What is the difference between group and individual insurance?

A group plan is only available through an employer whereas individual plans are independent of employment and the premium is based on individual health risk profile. A group insurance plan can be more expensive than individual because the company is covering all employees regardless of their health status.

Medicare? Can I just keep my wife’s group health insurance?

Medicare is health insurance for people age 65 or older, people under 65 with certain disabilities, and people of all ages with End-Stage Renal Disease. Whether or not you stay with your current health insurance depends on your individual situation. A licensed MHA healthcare advocate will talk to you about all of your options and provide you with the facts so you can make the best decision for you and/or your family.

How can I get health insurance if I have a pre-existing condition?

MHA works closely with multiple health insurance companies to provide a number of options. There are also state and federal options that provide coverage for MHA clients with uninsurable conditions. Health Care Reform will open up a number of options for those with pre-existing medical conditions beginning in January 2014 and MHA can help you navigate your options with factual information to help you make the best decision for you and/or your family.

What is a deductible?

The amount of money an individual has to pay before the insurance coverage begins.

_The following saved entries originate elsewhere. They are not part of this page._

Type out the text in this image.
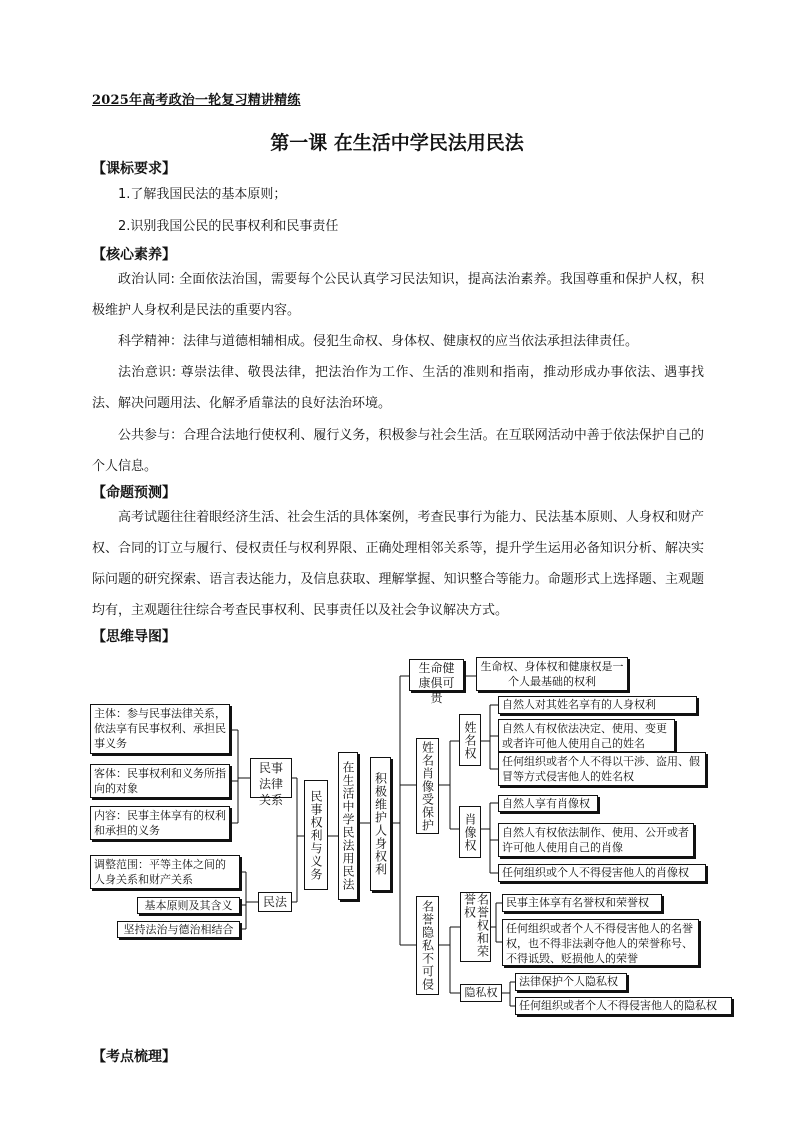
2025年高考政治一轮复习精讲精练
第一课 在生活中学民法用民法
【课标要求】
1.了解我国民法的基本原则；
2.识别我国公民的民事权利和民事责任
【核心素养】
政治认同: 全面依法治国，需要每个公民认真学习民法知识，提高法治素养。我国尊重和保护人权，积极维护人身权利是民法的重要内容。
科学精神：法律与道德相辅相成。侵犯生命权、身体权、健康权的应当依法承担法律责任。
法治意识: 尊崇法律、敬畏法律，把法治作为工作、生活的准则和指南，推动形成办事依法、遇事找法、解决问题用法、化解矛盾靠法的良好法治环境。
公共参与：合理合法地行使权利、履行义务，积极参与社会生活。在互联网活动中善于依法保护自己的个人信息。
【命题预测】
高考试题往往着眼经济生活、社会生活的具体案例，考查民事行为能力、民法基本原则、人身权和财产权、合同的订立与履行、侵权责任与权利界限、正确处理相邻关系等，提升学生运用必备知识分析、解决实际问题的研究探索、语言表达能力，及信息获取、理解掌握、知识整合等能力。命题形式上选择题、主观题均有，主观题往往综合考查民事权利、民事责任以及社会争议解决方式。
【思维导图】
主体：参与民事法律关系，依法享有民事权利、承担民事义务
客体：民事权利和义务所指向的对象
内容：民事主体享有的权利和承担的义务
民事法律关系
调整范围：平等主体之间的人身关系和财产关系
基本原则及其含义
坚持法治与德治相结合
民法
民事权利与义务	在生活中学民法用民法 积极维护人身权利
生命健康俱可贵
生命权、身体权和健康权是一个人最基础的权利
姓名肖像受保护
姓名权
自然人对其姓名享有的人身权利
自然人有权依法决定、使用、变更或者许可他人使用自己的姓名
任何组织或者个人不得以干涉、盗用、假冒等方式侵害他人的姓名权
肖像权
自然人享有肖像权
自然人有权依法制作、使用、公开或者许可他人使用自己的肖像
任何组织或个人不得侵害他人的肖像权
名誉隐私不可侵	名誉权和荣誉权	民事主体享有名誉权和荣誉权
任何组织或者个人不得侵害他人的名誉权，也不得非法剥夺他人的荣誉称号、不得诋毁、贬损他人的荣誉
隐私权
法律保护个人隐私权
任何组织或者个人不得侵害他人的隐私权
【考点梳理】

Services such as a doctor office visit for an illness/injury or preventative visits are typically NOT subject to one’s deductible.

What is a pre-existing condition?

A pre-existing condition is a health issue that exists before one applies for a health insurance plan.

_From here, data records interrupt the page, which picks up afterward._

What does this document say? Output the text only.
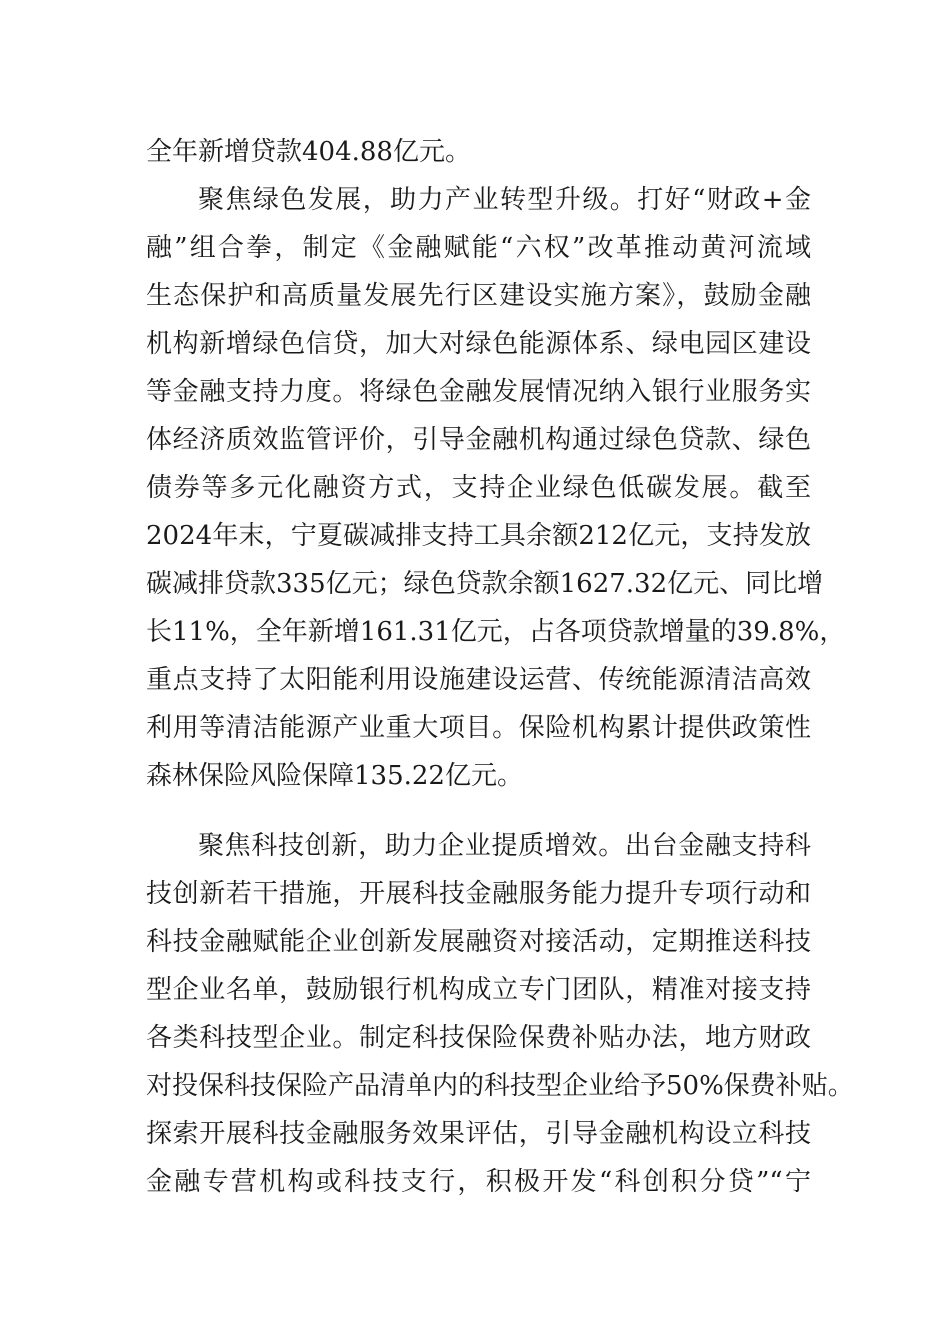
全年新增贷款404.88亿元。
聚焦绿色发展，助力产业转型升级。打好“财政+金
融”组合拳，制定《金融赋能“六权”改革推动黄河流域
生态保护和高质量发展先行区建设实施方案》，鼓励金融
机构新增绿色信贷，加大对绿色能源体系、绿电园区建设
等金融支持力度。将绿色金融发展情况纳入银行业服务实
体经济质效监管评价，引导金融机构通过绿色贷款、绿色
债券等多元化融资方式，支持企业绿色低碳发展。截至
2024年末，宁夏碳减排支持工具余额212亿元，支持发放
碳减排贷款335亿元；绿色贷款余额1627.32亿元、同比增
长11%，全年新增161.31亿元，占各项贷款增量的39.8%，
重点支持了太阳能利用设施建设运营、传统能源清洁高效
利用等清洁能源产业重大项目。保险机构累计提供政策性
森林保险风险保障135.22亿元。
聚焦科技创新，助力企业提质增效。出台金融支持科
技创新若干措施，开展科技金融服务能力提升专项行动和
科技金融赋能企业创新发展融资对接活动，定期推送科技
型企业名单，鼓励银行机构成立专门团队，精准对接支持
各类科技型企业。制定科技保险保费补贴办法，地方财政
对投保科技保险产品清单内的科技型企业给予50%保费补贴。
探索开展科技金融服务效果评估，引导金融机构设立科技
金融专营机构或科技支行，积极开发“科创积分贷”“宁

What does a high deductible health plan mean?

These health plans have a lower monthly premium and higher deductible than most traditional plans. HDHP’s are a form of catastrophic coverage and often a requirement for a Health Savings Account.

What is a Health Savings Account (HSA) and who are they best suited for?

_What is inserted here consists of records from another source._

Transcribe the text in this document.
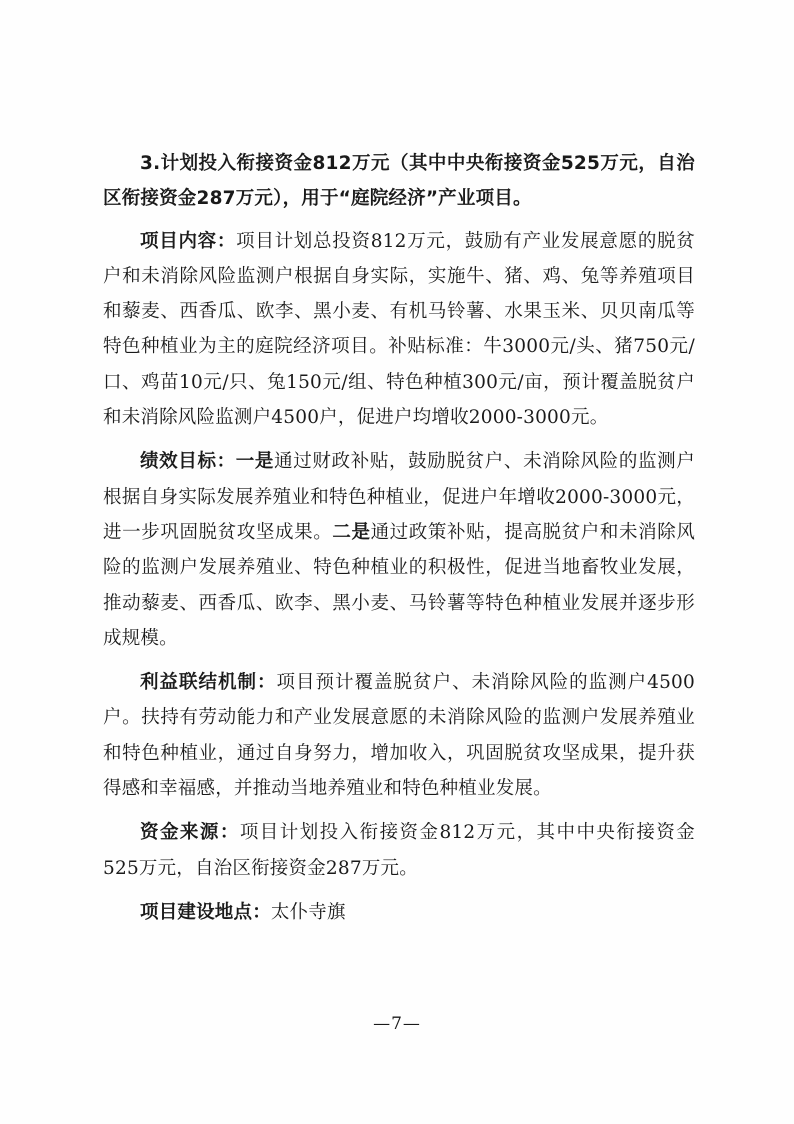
3.计划投入衔接资金812万元（其中中央衔接资金525万元，自治区衔接资金287万元），用于“庭院经济”产业项目。

项目内容：项目计划总投资812万元，鼓励有产业发展意愿的脱贫户和未消除风险监测户根据自身实际，实施牛、猪、鸡、兔等养殖项目和藜麦、西香瓜、欧李、黑小麦、有机马铃薯、水果玉米、贝贝南瓜等特色种植业为主的庭院经济项目。补贴标准：牛3000元/头、猪750元/口、鸡苗10元/只、兔150元/组、特色种植300元/亩，预计覆盖脱贫户和未消除风险监测户4500户，促进户均增收2000-3000元。

绩效目标：一是通过财政补贴，鼓励脱贫户、未消除风险的监测户根据自身实际发展养殖业和特色种植业，促进户年增收2000-3000元，进一步巩固脱贫攻坚成果。二是通过政策补贴，提高脱贫户和未消除风险的监测户发展养殖业、特色种植业的积极性，促进当地畜牧业发展，推动藜麦、西香瓜、欧李、黑小麦、马铃薯等特色种植业发展并逐步形成规模。

利益联结机制：项目预计覆盖脱贫户、未消除风险的监测户4500户。扶持有劳动能力和产业发展意愿的未消除风险的监测户发展养殖业和特色种植业，通过自身努力，增加收入，巩固脱贫攻坚成果，提升获得感和幸福感，并推动当地养殖业和特色种植业发展。

资金来源：项目计划投入衔接资金812万元，其中中央衔接资金525万元，自治区衔接资金287万元。

项目建设地点：太仆寺旗

—7—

An HSA combines a tax-deductible savings account with a high deductible insurance plan. The funds contributed to the savings account are not subject to Federal Income Tax at the time of deposit. Those funds roll over year to year and are never taxed if used for eligible medical expenses. HSA’s are a good fit for healthy individuals who do not make frequent trips to the doctor or have regular prescriptions for expensive medications.

What is a Short-Term Insurance Plan and how long can I have a short-term plan?

Short term plans are temporary plans that provide catastrophic coverage when an individual or family is in a time of transition such as graduation, job changes, or early retirement. Usually doctor office visits and prescription coverage are not provided. One can typically have short term insurance from 1 to 6 months depending on the insurance company.

What are my options if I have been denied individual health insurance and have no access to a group plan?

There are sometimes state and federal programs that are available for those who have been declined due to health history. MHA healthcare advocates have a proprietary list of health care options and resources in every state.

What happens if I don’t purchase health insurance?

In 2014, there were penalties phased in each year for those with no health insurance. These penalties were: $95 or 1% of income in 2014, $325 or 2% in 2015, and $695 or 2.5% when fully implemented. In 2018, a new bill was passed and starting in 2019, there is a 0% penalty for not having health insurance.

What are some of the services covered by preventative benefits in my health insurance plan?

Yearly pap smear test, mammogram, immunizations, cholesterol screenings, prostate & PSA screening, Bone Density testing, Colonoscopies, etc. Ask your MHA Advocate for a full list of wellness/preventative services that are provided by your health insurance.

What is the difference between in-network and out-of-network?

An in-network provider is contracted with the insurance company and required to provide services at a pre-negotiated rate and costs you less. Insurance companies typically pay less or nothing of your claim if an out of network provider is used.